Does the filename matter? Well, it will surely help Google if the file is something explanatory, rather than “XCG6-86f.qxd.pdf” or something awful like that. But more importantly, it will help your customer. A filename can easily include the company name, product name and date, so why not be helpful? It’s your document, you can call it (or rename it) whatever you wish.
The other thing to check is that all your PDF documents are machine-readable. There are still a lot of PDF files out there which are no more than image scans, and don’t contain real text. Normally, if you can copy and paste the text from a PDF document, it’s fine. Click on the open document, “select all”, and paste whatever’s copied into a text editor like Notepad. That’s what Google will see. Is it what you want?
Summary
So, here are the points we’ve covered this week:
– Are your PDF documents presented on your website just like any other web page, and not as “downloads”?
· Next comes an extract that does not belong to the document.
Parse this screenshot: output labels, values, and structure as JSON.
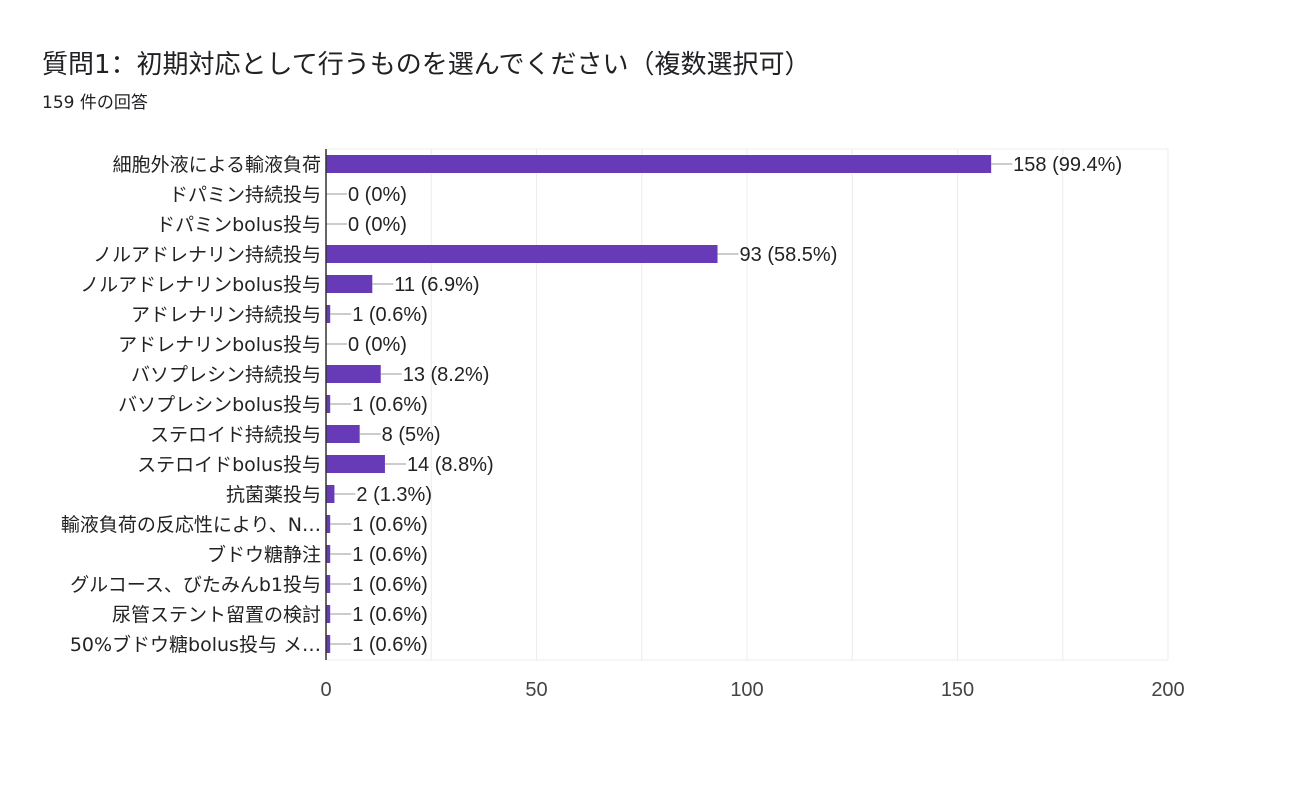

– Are your PDF documents pleasant to read on screen, or do they need extensive zooming and scrolling to read?
– If your PDF documents aren’t designed to be read on screen, but to be printed out as a hard-copy record, are they designed for office printers (i.e without huge blocks of colour)?
– Have you got an inventory list of all the PDF documents on your website?
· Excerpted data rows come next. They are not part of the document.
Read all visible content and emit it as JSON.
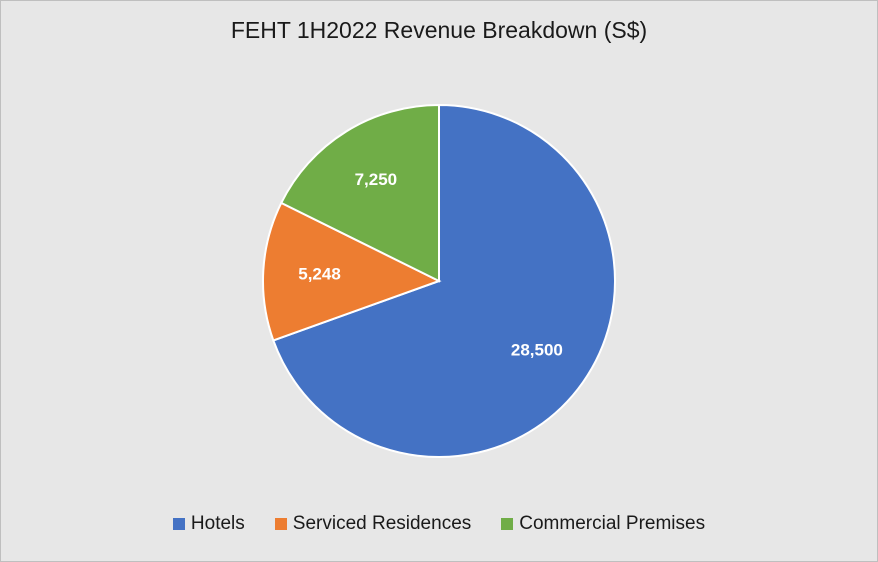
{
  "chart_data": {
    "type": "pie",
    "title": "FEHT 1H2022 Revenue Breakdown (S$)",
    "categories": [
      "Hotels",
      "Serviced Residences",
      "Commercial Premises"
    ],
    "values": [
      28500,
      5248,
      7250
    ],
    "labels": [
      "28,500",
      "5,248",
      "7,250"
    ],
    "colors": [
      "#4472c4",
      "#ed7d31",
      "#70ad47"
    ],
    "legend_position": "bottom",
    "start_angle": "12 o'clock",
    "direction": "clockwise"
  }
}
– Have all your PDF documents been made a manageable file size, of no more than a few hundred kB, and perhaps substantially less?
– Do your PDF documents all have file titles and other “meta data”?
– Do your PDF documents have references and links to your company and its website? (Consider adding a cover page for this information if appropriate)
– Are there proper clickable links within your PDF documents?
– Are your PDF documents formatted nicely for Google, including titles, abstracts and fully machine-readable text?
– Have you given the PDF document a descriptive filename?
All of these are things which can be retro-fitted to existing PDF documents and made standard for any new ones being added to your website – it may even be time to write a company procedure for them (including standard filename criteria).
Well, I thought I knew a deal about pdfs, but you live and learn! Interesting little mini-series Chris.